IT was hardly to be expected that the Royal Bank of Scotland's quarterly results which were published today would signal that the institution has made anything like a full recovery from its recent woes. But there are at least encouraging signs that chief executive Stephen Hester and his new team are beginning to turn its fortunes around.
By Mr Hester's own admission there is no quick fix and he fully expects that if the bank is ever again to be entirely privately owned, the task will take between three and five years. But at least he now has his own team at the helm.
The last of
Sir Fred Goodwin's men – whose poor decision making brought the bank to its knees – announced his departure this week. Deputy chief executive Gordon Pell will stand down next year and leave with his pockets stuffed full of gold – a pension pot of £9.8 million. Who says failure doesn't pay?
Even though the last of the old guards is on the way out, the task for Mr Hester remains immense. To turn the ship around he intends to make £2.5 billion of savings over the next three years and that means shedding at least 9,000 jobs – some of which will inevitably be in Edinburgh.
But despite this slimming down RBS will still remain one of the city's major institutions and employers. And it is to be hoped that some pride will in time will be salvaged from the financial ashes that were created during its collapse.
The same can be wished for Bank of Scotland, now owned by Lloyds. Yesterday it revealed the legacy of reckless lending at the former HBOS will result in the parent company writing off £11bn of bad debt this year alone. The forecast sent all too familiar jitters through the markets with shares plunging by up to 15 per cent at one point, although they later rallied.

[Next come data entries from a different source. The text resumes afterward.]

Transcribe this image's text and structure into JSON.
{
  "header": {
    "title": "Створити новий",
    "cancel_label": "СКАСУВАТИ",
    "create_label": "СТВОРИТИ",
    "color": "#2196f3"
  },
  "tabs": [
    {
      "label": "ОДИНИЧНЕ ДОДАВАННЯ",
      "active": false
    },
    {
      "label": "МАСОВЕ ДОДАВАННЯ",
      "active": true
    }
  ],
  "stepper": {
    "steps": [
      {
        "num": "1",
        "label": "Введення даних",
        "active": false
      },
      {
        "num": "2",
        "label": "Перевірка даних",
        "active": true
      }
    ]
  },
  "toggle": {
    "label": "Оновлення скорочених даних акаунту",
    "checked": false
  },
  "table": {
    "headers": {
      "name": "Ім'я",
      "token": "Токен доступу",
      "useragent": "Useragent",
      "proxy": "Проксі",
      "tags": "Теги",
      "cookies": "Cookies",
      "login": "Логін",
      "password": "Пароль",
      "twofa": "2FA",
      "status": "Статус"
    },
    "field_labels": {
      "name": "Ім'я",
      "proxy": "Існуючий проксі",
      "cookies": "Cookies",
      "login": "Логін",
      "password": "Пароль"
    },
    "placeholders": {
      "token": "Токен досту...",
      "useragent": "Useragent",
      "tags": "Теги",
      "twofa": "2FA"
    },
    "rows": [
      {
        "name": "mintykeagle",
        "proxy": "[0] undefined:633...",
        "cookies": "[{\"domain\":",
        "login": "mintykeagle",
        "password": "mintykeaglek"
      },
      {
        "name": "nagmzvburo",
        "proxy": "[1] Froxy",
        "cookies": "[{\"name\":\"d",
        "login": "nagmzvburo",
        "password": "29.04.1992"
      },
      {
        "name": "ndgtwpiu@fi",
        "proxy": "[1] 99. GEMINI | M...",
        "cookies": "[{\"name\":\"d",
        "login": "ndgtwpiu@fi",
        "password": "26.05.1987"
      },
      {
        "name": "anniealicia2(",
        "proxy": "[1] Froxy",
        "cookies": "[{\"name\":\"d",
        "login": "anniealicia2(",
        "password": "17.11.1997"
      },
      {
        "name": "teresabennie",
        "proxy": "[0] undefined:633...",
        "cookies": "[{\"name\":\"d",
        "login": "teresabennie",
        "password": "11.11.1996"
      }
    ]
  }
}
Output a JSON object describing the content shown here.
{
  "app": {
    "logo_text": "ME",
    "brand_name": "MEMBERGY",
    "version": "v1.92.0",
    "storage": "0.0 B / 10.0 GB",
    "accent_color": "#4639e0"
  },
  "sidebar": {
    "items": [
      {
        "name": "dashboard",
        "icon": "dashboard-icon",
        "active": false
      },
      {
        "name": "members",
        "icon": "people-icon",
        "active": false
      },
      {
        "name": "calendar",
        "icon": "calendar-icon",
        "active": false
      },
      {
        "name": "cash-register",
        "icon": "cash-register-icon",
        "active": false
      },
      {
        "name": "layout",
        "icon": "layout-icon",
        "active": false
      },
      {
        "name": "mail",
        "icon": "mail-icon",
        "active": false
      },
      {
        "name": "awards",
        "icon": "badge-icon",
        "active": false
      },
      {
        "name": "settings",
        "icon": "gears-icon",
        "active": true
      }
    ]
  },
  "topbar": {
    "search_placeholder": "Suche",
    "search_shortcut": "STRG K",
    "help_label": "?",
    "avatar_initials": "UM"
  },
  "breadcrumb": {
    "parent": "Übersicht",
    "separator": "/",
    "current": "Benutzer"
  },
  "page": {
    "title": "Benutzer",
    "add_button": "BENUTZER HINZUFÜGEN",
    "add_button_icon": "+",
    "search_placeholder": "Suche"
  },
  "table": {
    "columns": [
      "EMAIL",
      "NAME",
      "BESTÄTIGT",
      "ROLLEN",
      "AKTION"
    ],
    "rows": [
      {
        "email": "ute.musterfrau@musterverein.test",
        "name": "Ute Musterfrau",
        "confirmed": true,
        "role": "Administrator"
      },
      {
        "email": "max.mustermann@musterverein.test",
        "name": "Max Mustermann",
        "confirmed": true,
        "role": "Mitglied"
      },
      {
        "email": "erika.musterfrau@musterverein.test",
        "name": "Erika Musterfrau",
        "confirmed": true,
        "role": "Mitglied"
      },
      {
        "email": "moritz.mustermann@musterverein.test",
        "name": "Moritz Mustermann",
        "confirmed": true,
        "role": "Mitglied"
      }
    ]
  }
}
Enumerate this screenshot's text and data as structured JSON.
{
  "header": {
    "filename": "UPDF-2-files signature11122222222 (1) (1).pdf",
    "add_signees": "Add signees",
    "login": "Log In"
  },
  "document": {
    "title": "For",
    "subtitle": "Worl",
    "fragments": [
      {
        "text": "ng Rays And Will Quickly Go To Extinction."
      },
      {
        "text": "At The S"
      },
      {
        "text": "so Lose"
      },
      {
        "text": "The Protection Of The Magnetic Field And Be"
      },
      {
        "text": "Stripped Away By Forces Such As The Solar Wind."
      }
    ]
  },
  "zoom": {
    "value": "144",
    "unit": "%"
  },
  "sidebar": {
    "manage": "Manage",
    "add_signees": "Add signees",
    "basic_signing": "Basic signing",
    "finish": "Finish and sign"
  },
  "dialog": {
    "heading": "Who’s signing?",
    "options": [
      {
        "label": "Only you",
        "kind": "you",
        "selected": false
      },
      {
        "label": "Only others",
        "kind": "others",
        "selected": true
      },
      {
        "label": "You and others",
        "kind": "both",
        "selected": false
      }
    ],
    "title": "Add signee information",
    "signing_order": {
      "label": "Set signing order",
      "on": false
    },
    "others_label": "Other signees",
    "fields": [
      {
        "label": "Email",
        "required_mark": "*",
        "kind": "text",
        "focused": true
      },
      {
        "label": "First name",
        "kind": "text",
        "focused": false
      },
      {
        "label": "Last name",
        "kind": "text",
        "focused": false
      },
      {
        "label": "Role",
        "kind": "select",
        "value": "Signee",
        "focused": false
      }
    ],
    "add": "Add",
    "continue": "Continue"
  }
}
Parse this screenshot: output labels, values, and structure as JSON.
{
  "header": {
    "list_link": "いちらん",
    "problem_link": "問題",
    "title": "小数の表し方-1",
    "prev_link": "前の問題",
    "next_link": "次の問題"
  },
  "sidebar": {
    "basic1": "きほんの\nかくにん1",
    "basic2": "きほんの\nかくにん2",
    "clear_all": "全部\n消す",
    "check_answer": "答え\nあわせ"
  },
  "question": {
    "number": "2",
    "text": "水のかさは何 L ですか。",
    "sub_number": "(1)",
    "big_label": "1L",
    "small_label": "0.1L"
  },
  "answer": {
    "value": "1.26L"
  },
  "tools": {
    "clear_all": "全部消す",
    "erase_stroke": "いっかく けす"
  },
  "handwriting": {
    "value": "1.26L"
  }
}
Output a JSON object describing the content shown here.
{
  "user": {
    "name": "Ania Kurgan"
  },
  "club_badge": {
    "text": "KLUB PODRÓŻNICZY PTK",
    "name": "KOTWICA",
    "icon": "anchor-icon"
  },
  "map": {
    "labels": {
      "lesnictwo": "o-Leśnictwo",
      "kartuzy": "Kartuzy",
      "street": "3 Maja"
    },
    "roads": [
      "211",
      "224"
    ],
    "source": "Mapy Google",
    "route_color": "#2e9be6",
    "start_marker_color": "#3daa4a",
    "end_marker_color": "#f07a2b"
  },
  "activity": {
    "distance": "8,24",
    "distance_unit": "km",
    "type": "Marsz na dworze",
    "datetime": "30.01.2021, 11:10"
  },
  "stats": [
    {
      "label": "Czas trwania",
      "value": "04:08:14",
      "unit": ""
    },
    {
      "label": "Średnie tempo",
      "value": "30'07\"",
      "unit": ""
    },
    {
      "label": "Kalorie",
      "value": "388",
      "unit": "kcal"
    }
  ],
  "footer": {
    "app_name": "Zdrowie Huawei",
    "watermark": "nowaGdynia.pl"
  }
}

Like RBS the road to recovery for the BoS brand will also be long and fraught. But despite both organisations being now largely owned by the government – which was forced to step in with a multi-million rescue packages for each – at present there is at least some optimism that both are on the right road.
Edinburgh may never again have two major independent world-class banks headquartered here but at least there is the prospect of it retaining two major financial institutions. And that is vital not only for the economic status of the city but for preserving the jobs of tens of thousands who directly rely on banking, and indirectly on jobs in support industries, to make a living.